At the end of the journey the visitors who had travelled each his unique distance and observed a unique set of sea creatures, all converged into a common egg shaped chamber which was newly added annexe to the aquarium building. This chamber unlike the others was an iridescent, seamless opaque space lit by fluorescent white light. The centre of the space had a six metre high white marble statue of Oceanus rumoured to be made from Golgotha stone. The statue was said to had been recently acquired by the aquarium with its origins traced to a Renaissance genius working in Florence around the beginning of sixteenth century. The display tank was located along the equatorial line of the geoid. A robotic arm above the tanks whizzed and dropped in creatures announcing ticket numbers corresponding to each creature. These were chimeras, being printed for each visitor based on the visitors journey and his choices. Some were grotesque nebular lumps of flesh where the choices of fact and fiction had made the organism incapable of living, some exquisitely beautiful where the two dialectics had stabilised in cohesive harmony. Due to Global genetic laws, the life span of these fantastic creatures created by man was to be only few minutes till they formed the display and had been seen by their creator. But so unique and powerful would be the relationship of this creature to the visitor who created it through his/her choices, that the image would form a part of the visitors sub conscious, influencing decisions for rest of his/her life. This was a consistent effect seen on all visitors who visited the aquarium. Some controversial psychoanalysts had gone to the extent of calling it a Lacanian mirror stage of the entire species, some pointed that we had discovered the Omphalos, the ultimate allegory of the creator allowing the creations to create.

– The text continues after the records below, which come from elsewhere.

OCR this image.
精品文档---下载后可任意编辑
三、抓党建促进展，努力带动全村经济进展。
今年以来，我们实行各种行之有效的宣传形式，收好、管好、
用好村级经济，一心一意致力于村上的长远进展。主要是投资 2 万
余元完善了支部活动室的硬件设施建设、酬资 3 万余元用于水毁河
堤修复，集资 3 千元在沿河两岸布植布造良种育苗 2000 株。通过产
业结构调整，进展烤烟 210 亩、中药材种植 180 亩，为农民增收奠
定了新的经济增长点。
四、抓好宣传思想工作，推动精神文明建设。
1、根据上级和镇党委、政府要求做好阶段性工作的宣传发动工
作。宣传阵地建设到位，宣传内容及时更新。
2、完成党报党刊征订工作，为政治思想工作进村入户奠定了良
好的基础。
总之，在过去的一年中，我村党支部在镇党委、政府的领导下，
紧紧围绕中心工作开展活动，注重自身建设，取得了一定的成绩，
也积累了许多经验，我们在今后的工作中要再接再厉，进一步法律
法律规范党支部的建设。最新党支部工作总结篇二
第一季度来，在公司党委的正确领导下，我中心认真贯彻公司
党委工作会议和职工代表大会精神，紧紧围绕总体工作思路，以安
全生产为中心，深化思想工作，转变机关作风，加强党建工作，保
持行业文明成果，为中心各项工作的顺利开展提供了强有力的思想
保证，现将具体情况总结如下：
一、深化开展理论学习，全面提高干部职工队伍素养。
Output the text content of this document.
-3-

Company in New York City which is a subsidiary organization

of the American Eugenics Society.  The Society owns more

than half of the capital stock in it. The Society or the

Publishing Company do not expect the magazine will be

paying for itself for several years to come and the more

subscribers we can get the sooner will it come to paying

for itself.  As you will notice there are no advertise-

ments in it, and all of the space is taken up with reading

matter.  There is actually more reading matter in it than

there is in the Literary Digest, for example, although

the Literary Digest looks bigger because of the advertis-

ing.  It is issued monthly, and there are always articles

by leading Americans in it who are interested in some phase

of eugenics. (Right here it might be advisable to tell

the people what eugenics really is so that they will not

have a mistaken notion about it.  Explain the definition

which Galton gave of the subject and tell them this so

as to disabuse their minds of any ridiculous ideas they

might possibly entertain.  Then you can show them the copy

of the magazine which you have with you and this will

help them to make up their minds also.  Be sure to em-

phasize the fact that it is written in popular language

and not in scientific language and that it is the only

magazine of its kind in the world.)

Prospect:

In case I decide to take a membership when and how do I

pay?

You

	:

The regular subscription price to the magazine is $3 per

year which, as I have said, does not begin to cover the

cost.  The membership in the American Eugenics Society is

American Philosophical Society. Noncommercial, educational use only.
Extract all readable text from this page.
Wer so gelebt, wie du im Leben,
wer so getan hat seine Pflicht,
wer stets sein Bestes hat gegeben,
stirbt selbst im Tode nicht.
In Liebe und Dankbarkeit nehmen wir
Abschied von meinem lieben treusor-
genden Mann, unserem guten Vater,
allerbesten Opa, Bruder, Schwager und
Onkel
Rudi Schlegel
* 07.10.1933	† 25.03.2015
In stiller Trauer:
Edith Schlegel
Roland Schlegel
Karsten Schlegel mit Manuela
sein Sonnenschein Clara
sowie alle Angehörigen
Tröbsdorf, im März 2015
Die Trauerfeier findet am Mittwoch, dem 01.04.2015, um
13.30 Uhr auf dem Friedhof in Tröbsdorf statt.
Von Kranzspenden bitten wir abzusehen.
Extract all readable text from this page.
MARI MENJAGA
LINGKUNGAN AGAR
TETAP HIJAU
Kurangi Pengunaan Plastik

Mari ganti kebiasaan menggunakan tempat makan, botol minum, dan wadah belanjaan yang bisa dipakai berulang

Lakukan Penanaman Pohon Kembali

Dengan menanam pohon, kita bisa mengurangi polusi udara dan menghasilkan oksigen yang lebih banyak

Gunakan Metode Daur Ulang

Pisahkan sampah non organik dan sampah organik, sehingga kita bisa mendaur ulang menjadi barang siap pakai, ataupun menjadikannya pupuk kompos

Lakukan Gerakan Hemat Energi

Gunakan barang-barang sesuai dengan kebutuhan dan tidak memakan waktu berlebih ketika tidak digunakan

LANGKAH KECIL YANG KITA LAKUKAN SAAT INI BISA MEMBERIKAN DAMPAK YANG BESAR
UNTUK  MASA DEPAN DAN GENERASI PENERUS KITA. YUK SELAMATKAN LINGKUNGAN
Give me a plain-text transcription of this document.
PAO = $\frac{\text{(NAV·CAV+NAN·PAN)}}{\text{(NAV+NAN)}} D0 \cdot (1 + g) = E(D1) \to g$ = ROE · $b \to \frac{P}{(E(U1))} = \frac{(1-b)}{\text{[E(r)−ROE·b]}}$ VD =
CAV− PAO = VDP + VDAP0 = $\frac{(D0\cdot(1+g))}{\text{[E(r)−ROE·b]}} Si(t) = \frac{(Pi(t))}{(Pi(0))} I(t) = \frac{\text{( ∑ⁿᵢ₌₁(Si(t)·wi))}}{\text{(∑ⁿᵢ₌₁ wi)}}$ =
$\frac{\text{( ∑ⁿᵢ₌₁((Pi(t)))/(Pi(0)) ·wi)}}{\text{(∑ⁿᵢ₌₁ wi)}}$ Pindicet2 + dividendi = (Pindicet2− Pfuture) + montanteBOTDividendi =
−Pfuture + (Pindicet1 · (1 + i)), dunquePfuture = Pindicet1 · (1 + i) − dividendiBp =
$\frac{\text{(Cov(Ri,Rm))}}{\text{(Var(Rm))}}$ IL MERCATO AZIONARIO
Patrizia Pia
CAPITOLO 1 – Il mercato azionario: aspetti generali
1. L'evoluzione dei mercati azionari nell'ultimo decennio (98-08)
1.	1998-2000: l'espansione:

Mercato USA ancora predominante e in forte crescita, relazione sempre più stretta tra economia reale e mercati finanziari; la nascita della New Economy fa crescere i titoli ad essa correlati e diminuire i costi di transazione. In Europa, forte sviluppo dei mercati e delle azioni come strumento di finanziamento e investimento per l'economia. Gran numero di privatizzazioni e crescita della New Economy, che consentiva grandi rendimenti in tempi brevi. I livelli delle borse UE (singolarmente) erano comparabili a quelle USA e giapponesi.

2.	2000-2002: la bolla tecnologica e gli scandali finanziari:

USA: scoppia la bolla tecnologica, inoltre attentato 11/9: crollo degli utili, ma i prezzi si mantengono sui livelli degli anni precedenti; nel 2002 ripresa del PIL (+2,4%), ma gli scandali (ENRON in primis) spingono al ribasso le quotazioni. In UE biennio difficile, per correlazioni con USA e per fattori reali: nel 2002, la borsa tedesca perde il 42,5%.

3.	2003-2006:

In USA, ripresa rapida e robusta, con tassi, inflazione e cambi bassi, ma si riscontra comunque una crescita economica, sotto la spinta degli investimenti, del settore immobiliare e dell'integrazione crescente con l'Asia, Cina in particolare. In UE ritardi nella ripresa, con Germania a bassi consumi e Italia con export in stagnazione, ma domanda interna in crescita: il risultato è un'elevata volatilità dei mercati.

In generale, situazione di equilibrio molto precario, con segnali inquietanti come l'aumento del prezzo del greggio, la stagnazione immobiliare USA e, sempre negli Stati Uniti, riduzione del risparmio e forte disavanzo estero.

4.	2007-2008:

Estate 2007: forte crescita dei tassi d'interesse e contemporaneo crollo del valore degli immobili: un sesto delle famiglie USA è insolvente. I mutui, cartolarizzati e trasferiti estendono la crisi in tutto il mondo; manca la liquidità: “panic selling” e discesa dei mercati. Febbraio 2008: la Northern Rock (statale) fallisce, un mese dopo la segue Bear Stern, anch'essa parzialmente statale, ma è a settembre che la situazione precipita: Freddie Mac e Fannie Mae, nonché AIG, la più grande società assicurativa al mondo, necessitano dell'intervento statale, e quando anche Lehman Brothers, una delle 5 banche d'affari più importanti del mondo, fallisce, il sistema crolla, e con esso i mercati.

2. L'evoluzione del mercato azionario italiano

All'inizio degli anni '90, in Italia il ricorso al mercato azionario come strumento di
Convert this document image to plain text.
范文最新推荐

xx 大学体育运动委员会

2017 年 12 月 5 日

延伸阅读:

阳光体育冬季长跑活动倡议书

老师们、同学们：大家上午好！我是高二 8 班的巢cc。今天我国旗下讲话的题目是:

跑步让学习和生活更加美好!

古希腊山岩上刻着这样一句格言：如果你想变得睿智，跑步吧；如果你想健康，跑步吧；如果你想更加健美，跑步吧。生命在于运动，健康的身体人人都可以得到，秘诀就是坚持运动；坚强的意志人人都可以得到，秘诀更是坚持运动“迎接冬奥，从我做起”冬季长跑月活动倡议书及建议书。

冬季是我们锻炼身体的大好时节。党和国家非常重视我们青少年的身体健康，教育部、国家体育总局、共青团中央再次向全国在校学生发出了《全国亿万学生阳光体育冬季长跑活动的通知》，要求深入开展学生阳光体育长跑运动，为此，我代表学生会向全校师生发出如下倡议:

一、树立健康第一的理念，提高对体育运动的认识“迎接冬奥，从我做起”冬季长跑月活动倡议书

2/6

(Double plate illustration showing embryos of fish (F), salamander (A), tur tle (T), chick (H), pig (S), cow (R), rabbit (K), and human (M), at "very early", "somewhat later" and "still later" stages, from Haeckel's Anthropogenie published in 1874, image sourced from here)
And so the visit to the aquarium in the 21st century had come to be a Hajj for the entire human race, balanced between scientific exploration and spirituality. Thus the aquarium, the least expected institution of Victorian curiosity and intrigue had come to negotiate differences between subjectivity and objectivity, between the church and the parliament, between inquisitions and justice. Like fishes aligning themselves to light in the absence of gravity, mankind was aligning itself to the sea within.